Even wild schools of herring are subject to disease, and all other animals that are kept have incidence of devastating illness. Sheep can be brought down by encephalopathy, and the new game ranching industry in the west has had losses from a new and not completely understood condition called Chronic Wasting Disease.

Solutions

The ISA virus was first detected in Maine salmon in February 2001, which led to the order to eradicate almost a million fish. This first measure was unfortunately not successful in controlling the outbreak, and on January 7, 2001, all the remaining fish in Cobscook Bay were removed, and the bay was to be “fallowed” at least until the following spring. Although the cause of ISA has been positively identified, there is still no treatment for the condition other than eradication of the infected population.

The development of anti-viral technology (a vaccine or other treatment) is underway, but an effective solution is believed to be still some years away. The strain was first isolated and successfully replicated only in 1995. Norwegian fish pathologists lead much of the research, and while a treatment has not been identified, fish farms in that country have adopted a strict set of practices minimizing the possibility of further catastrophic outbreaks, guidelines that have now been adopted in Maine.

Age classes of fish are to be separated on different sites, and lease sites for pens are being allowed to lie fallow with no fish for differing periods of time. Along with early detection and immediate removal, this bay-by-bay management (separating groups of fish) seems to have significantly slowed the spread of the disease. According to spokespersons for Atlantic Salmon of Maine, the state’s largest producer of farmed salmon, these guidelines comprise a “best management strategy” that they have been following.

Implementing a policy of separating year classes of fish has been slowed, however, by the difficulty in obtaining enough geographically distant lease sites. These primarily proactive procedures will be combined with disease treatment as it is developed. The company points out that frunculosis, another infectious salmonid disease, threatened the industry a few years ago but has now been mainly eradicated. Spokesmen pointed out that these management practices will not eliminate pathogen exposure, as a typical teaspoon of sea water can contain from 50 thousand to 50 million viruses, but will allow for conditions where outbreaks cannot become endemic.

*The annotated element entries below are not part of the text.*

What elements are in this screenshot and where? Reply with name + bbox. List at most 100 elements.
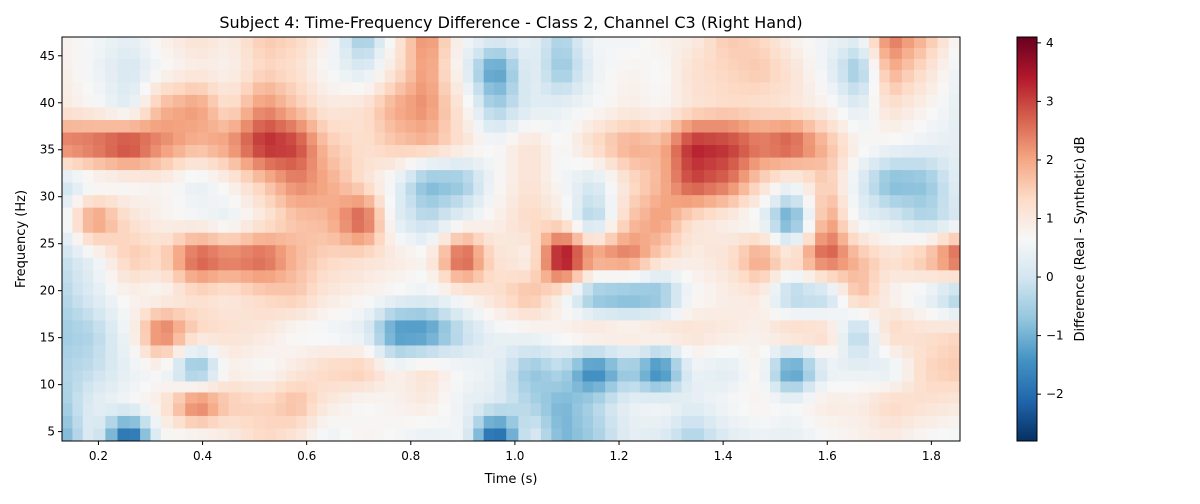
heatmap-cell	[948, 358, 960, 372]
heatmap-cell	[617, 415, 631, 430]
heatmap-cell	[374, 282, 386, 296]
heatmap-cell	[879, 195, 891, 209]
heatmap-cell	[650, 58, 662, 71]
heatmap-cell	[62, 170, 74, 184]
heatmap-cell	[592, 295, 606, 309]
heatmap-cell	[948, 245, 960, 259]
heatmap-cell	[306, 132, 318, 146]
heatmap-cell	[639, 94, 651, 109]
heatmap-cell	[317, 381, 329, 394]
heatmap-cell	[769, 307, 781, 322]
heatmap-cell	[405, 282, 417, 296]
heatmap-cell	[207, 392, 219, 405]
heatmap-cell	[837, 428, 849, 441]
heatmap-cell	[889, 257, 903, 271]
heatmap-cell	[140, 119, 152, 134]
heatmap-cell	[82, 428, 94, 441]
heatmap-cell	[72, 94, 84, 109]
heatmap-cell	[582, 58, 594, 71]
heatmap-cell	[716, 37, 729, 49]
heatmap-cell	[937, 47, 950, 60]
heatmap-cell	[716, 69, 729, 84]
heatmap-cell	[868, 157, 880, 171]
heatmap-cell	[296, 195, 308, 209]
heatmap-cell	[173, 107, 186, 121]
heatmap-cell	[540, 270, 552, 284]
heatmap-cell	[462, 345, 474, 359]
heatmap-cell	[704, 270, 717, 284]
heatmap-cell	[374, 232, 386, 246]
heatmap-cell	[415, 170, 427, 184]
heatmap-cell	[879, 69, 891, 84]
heatmap-cell	[506, 157, 519, 171]
heatmap-cell	[306, 332, 318, 347]
heatmap-cell	[117, 381, 131, 394]
heatmap-cell	[716, 182, 729, 196]
heatmap-cell	[827, 370, 839, 383]
heatmap-cell	[914, 403, 927, 417]
heatmap-cell	[617, 82, 631, 96]
heatmap-cell	[173, 358, 186, 372]
heatmap-cell	[207, 107, 219, 121]
heatmap-cell	[790, 320, 804, 334]
heatmap-cell	[518, 82, 532, 96]
heatmap-cell	[948, 170, 960, 184]
heatmap-cell	[691, 132, 705, 146]
heatmap-cell	[415, 332, 427, 347]
heatmap-cell	[72, 415, 84, 430]
heatmap-cell	[494, 295, 507, 309]
heatmap-cell	[530, 170, 542, 184]
heatmap-cell	[937, 58, 950, 71]
heatmap-cell	[561, 37, 573, 49]
heatmap-cell	[639, 245, 651, 259]
heatmap-cell	[317, 82, 329, 96]
heatmap-cell	[889, 307, 903, 322]
heatmap-cell	[889, 320, 903, 334]
heatmap-cell	[827, 145, 839, 159]
heatmap-cell	[749, 220, 761, 234]
heatmap-cell	[749, 232, 761, 246]
heatmap-cell	[901, 392, 915, 405]
heatmap-cell	[506, 415, 519, 430]
heatmap-cell	[858, 195, 870, 209]
heatmap-cell	[415, 119, 427, 134]
colorbar-tick-label: −1	[1046, 329, 1064, 343]
heatmap-cell	[790, 182, 804, 196]
heatmap-cell	[218, 403, 230, 417]
heatmap-cell	[629, 270, 641, 284]
heatmap-cell	[582, 358, 594, 372]
heatmap-cell	[671, 345, 683, 359]
heatmap-cell	[650, 82, 662, 96]
heatmap-cell	[252, 270, 266, 284]
heatmap-cell	[749, 207, 761, 221]
heatmap-cell	[105, 307, 119, 322]
heatmap-cell	[450, 381, 464, 394]
heatmap-cell	[530, 245, 542, 259]
heatmap-cell	[450, 370, 464, 383]
heatmap-cell	[339, 132, 353, 146]
heatmap-cell	[582, 195, 594, 209]
heatmap-cell	[82, 245, 94, 259]
heatmap-cell	[415, 257, 427, 271]
heatmap-cell	[506, 282, 519, 296]
heatmap-cell	[926, 145, 939, 159]
heatmap-cell	[363, 232, 375, 246]
heatmap-cell	[617, 207, 631, 221]
heatmap-cell	[426, 220, 440, 234]
heatmap-cell	[317, 145, 329, 159]
heatmap-cell	[351, 145, 365, 159]
heatmap-cell	[93, 145, 106, 159]
heatmap-cell	[790, 69, 804, 84]
heatmap-cell	[197, 295, 209, 309]
heatmap-cell	[759, 157, 771, 171]
heatmap-cell	[879, 107, 891, 121]
heatmap-cell	[561, 358, 573, 372]
heatmap-cell	[285, 132, 297, 146]
heatmap-cell	[759, 132, 771, 146]
heatmap-cell	[317, 370, 329, 383]
heatmap-cell	[117, 47, 131, 60]
heatmap-cell	[914, 182, 927, 196]
heatmap-cell	[185, 145, 198, 159]
heatmap-cell	[140, 345, 152, 359]
heatmap-cell	[728, 232, 740, 246]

Other solutions proposed have included the elimination of salmon farming in Maine, or the institution of more expensive “closed” systems. Such systems do not raise the fish in open-ocean, floating netpens, but rather bring them up on land into raceway or pond structures. Much of the aquaculture in the world is done in this way, but predominantly for freshwater fish such as tilapia or catfish. Raising saltwater fish in this way would require pumping large quantities of water into the facilities, and treating the water upon discharge. This would increase costs by an undetermined amount (estimated in one study at 18 percent), and the industry says that in the global marketplace for salmon, even a small increase in costs can render a producer uncompetitive. Other “semi-open” systems are being investigated, but none has yet proved practical on large scale.

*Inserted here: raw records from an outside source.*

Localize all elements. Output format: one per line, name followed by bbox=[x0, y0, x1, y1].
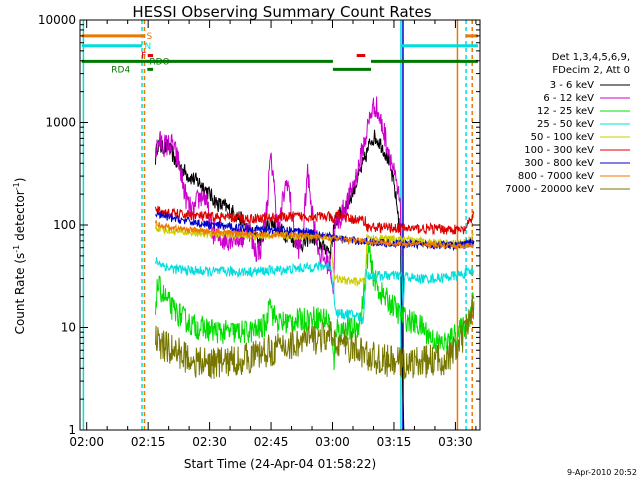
y-tick-label: 1000 bbox=[45, 116, 76, 130]
legend-entry-label: 800 - 7000 keV bbox=[518, 171, 594, 182]
series-line-100-300 bbox=[155, 205, 475, 236]
y-tick-label: 1 bbox=[68, 423, 76, 437]
flag-label-f: F bbox=[141, 52, 146, 62]
series-line-7000-20000 bbox=[155, 295, 475, 380]
footer-date-stamp: 9-Apr-2010 20:52 bbox=[567, 468, 637, 477]
y-tick-label: 10000 bbox=[38, 13, 76, 27]
legend-entry-label: 100 - 300 keV bbox=[524, 145, 594, 156]
legend-entry-label: 25 - 50 keV bbox=[537, 119, 594, 130]
x-tick-label: 03:15 bbox=[377, 435, 412, 449]
flag-label-rdo: RDO bbox=[149, 57, 169, 67]
x-tick-label: 03:30 bbox=[438, 435, 473, 449]
x-axis-label: Start Time (24-Apr-04 01:58:22) bbox=[184, 457, 376, 471]
x-tick-label: 02:00 bbox=[69, 435, 104, 449]
legend-header-1: Det 1,3,4,5,6,9, bbox=[552, 52, 630, 63]
legend-header-2: FDecim 2, Att 0 bbox=[552, 65, 630, 76]
flag-label-rd4: RD4 bbox=[111, 65, 130, 75]
series-line-25-50 bbox=[155, 257, 475, 325]
legend-entry-label: 50 - 100 keV bbox=[531, 132, 595, 143]
y-tick-label: 100 bbox=[53, 218, 76, 232]
legend-entry-label: 3 - 6 keV bbox=[550, 80, 594, 91]
chart-title: HESSI Observing Summary Count Rates bbox=[132, 3, 431, 21]
flag-label-s: S bbox=[147, 32, 153, 42]
legend-entry-label: 6 - 12 keV bbox=[543, 93, 594, 104]
legend: Det 1,3,4,5,6,9, FDecim 2, Att 0 3 - 6 keV… bbox=[505, 52, 630, 195]
plot-frame bbox=[79, 19, 481, 431]
x-tick-label: 02:15 bbox=[131, 435, 166, 449]
x-tick-label: 02:30 bbox=[192, 435, 227, 449]
x-tick-label: 02:45 bbox=[254, 435, 289, 449]
legend-entry-label: 7000 - 20000 keV bbox=[505, 184, 594, 195]
legend-entry-label: 300 - 800 keV bbox=[524, 158, 594, 169]
legend-entry-label: 12 - 25 keV bbox=[537, 106, 594, 117]
series-group bbox=[155, 96, 475, 431]
axes: 02:00 02:15 02:30 02:45 03:00 03:15 03:30 1 10 10… bbox=[38, 13, 480, 449]
x-tick-label: 03:00 bbox=[315, 435, 350, 449]
series-line-12-25 bbox=[155, 243, 475, 371]
y-axis-label: Count Rate (s-1 detector-1) bbox=[12, 178, 27, 335]
flag-label-n: N bbox=[144, 42, 151, 52]
series-line-800-7000 bbox=[155, 220, 475, 251]
y-tick-label: 10 bbox=[61, 321, 76, 335]
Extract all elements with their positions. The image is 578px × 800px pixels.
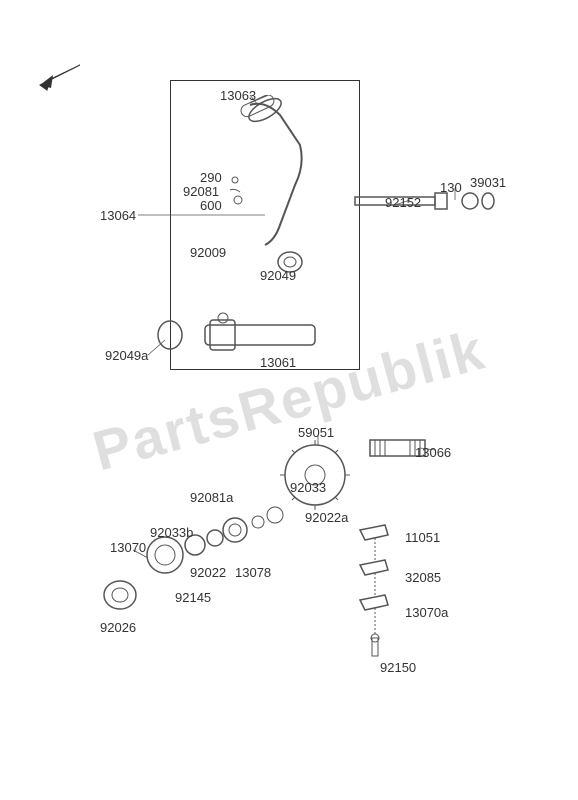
bracket-stack — [350, 520, 400, 660]
label-92049a: 92049a — [105, 348, 148, 363]
label-92081a: 92081a — [190, 490, 233, 505]
label-13070a: 13070a — [405, 605, 448, 620]
label-92022a: 92022a — [305, 510, 348, 525]
label-13070: 13070 — [110, 540, 146, 555]
spacer — [100, 575, 140, 615]
label-92033b: 92033b — [150, 525, 193, 540]
label-92049: 92049 — [260, 268, 296, 283]
label-600: 600 — [200, 198, 222, 213]
label-92081: 92081 — [183, 184, 219, 199]
label-92009: 92009 — [190, 245, 226, 260]
shaft-assembly — [155, 310, 335, 360]
label-39031: 39031 — [470, 175, 506, 190]
label-13078: 13078 — [235, 565, 271, 580]
label-13064: 13064 — [100, 208, 136, 223]
label-13061: 13061 — [260, 355, 296, 370]
label-92022: 92022 — [190, 565, 226, 580]
label-130: 130 — [440, 180, 462, 195]
label-92152: 92152 — [385, 195, 421, 210]
label-59051: 59051 — [298, 425, 334, 440]
small-parts-group — [220, 170, 270, 220]
label-13066: 13066 — [415, 445, 451, 460]
gear — [280, 440, 350, 510]
label-92033: 92033 — [290, 480, 326, 495]
bolt-assembly — [350, 185, 500, 225]
label-92150: 92150 — [380, 660, 416, 675]
arrow-indicator — [35, 60, 85, 100]
label-11051: 11051 — [405, 530, 440, 545]
label-92026: 92026 — [100, 620, 136, 635]
parts-diagram: 13063 290 92081 600 13064 92009 92049 92… — [0, 0, 578, 800]
label-92145: 92145 — [175, 590, 211, 605]
label-290: 290 — [200, 170, 222, 185]
label-32085: 32085 — [405, 570, 441, 585]
label-13063: 13063 — [220, 88, 256, 103]
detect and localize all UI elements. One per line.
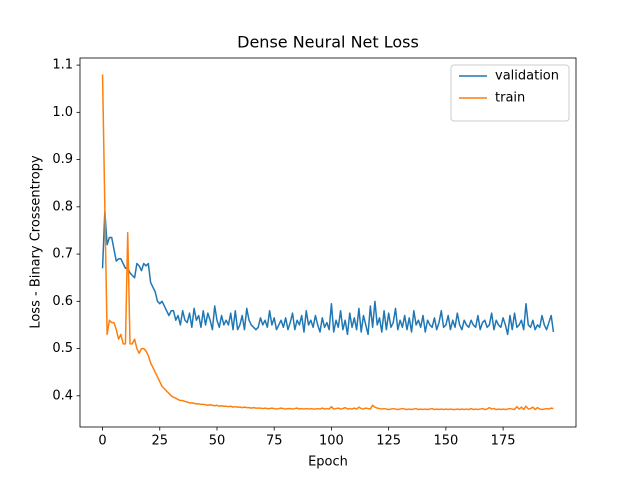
x-tick-label: 125 bbox=[376, 434, 401, 449]
y-tick-label: 0.5 bbox=[52, 341, 73, 356]
chart-title: Dense Neural Net Loss bbox=[237, 33, 419, 52]
line-series bbox=[101, 74, 554, 411]
x-tick-label: 150 bbox=[433, 434, 458, 449]
x-tick-label: 175 bbox=[491, 434, 516, 449]
x-tick-label: 0 bbox=[98, 434, 106, 449]
y-tick-label: 0.4 bbox=[52, 388, 73, 403]
y-tick-label: 0.8 bbox=[52, 199, 73, 214]
y-tick-label: 0.6 bbox=[52, 294, 73, 309]
y-tick-label: 1.1 bbox=[52, 58, 73, 73]
y-tick-label: 0.9 bbox=[52, 152, 73, 167]
x-axis-label: Epoch bbox=[308, 455, 348, 470]
y-tick-label: 0.7 bbox=[52, 247, 73, 262]
x-tick-label: 25 bbox=[151, 434, 168, 449]
legend-box bbox=[450, 64, 570, 122]
plot-frame bbox=[79, 57, 577, 428]
y-tick-label: 1.0 bbox=[52, 105, 73, 120]
legend-label: train bbox=[495, 91, 525, 106]
line-series bbox=[101, 210, 555, 336]
y-axis-label: Loss - Binary Crossentropy bbox=[29, 155, 44, 329]
x-tick-label: 100 bbox=[319, 434, 344, 449]
x-tick-label: 50 bbox=[209, 434, 226, 449]
x-tick-label: 75 bbox=[266, 434, 283, 449]
legend-label: validation bbox=[495, 69, 559, 84]
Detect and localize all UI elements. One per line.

Along with disease, Maine salmon farmers have faced other hurdles in the last few months as well, including legislative moves make the lease process more difficult, the desire of some groups not to have any farming in their home waters, the recently imposed requirement to obtain federal waste water permits, and generally weak prices. For lessons in the management of salmon farms, the industry looks to the many other countries in the world raising these fish, hoping that this larger effort will result in better treatment and preventative schemes.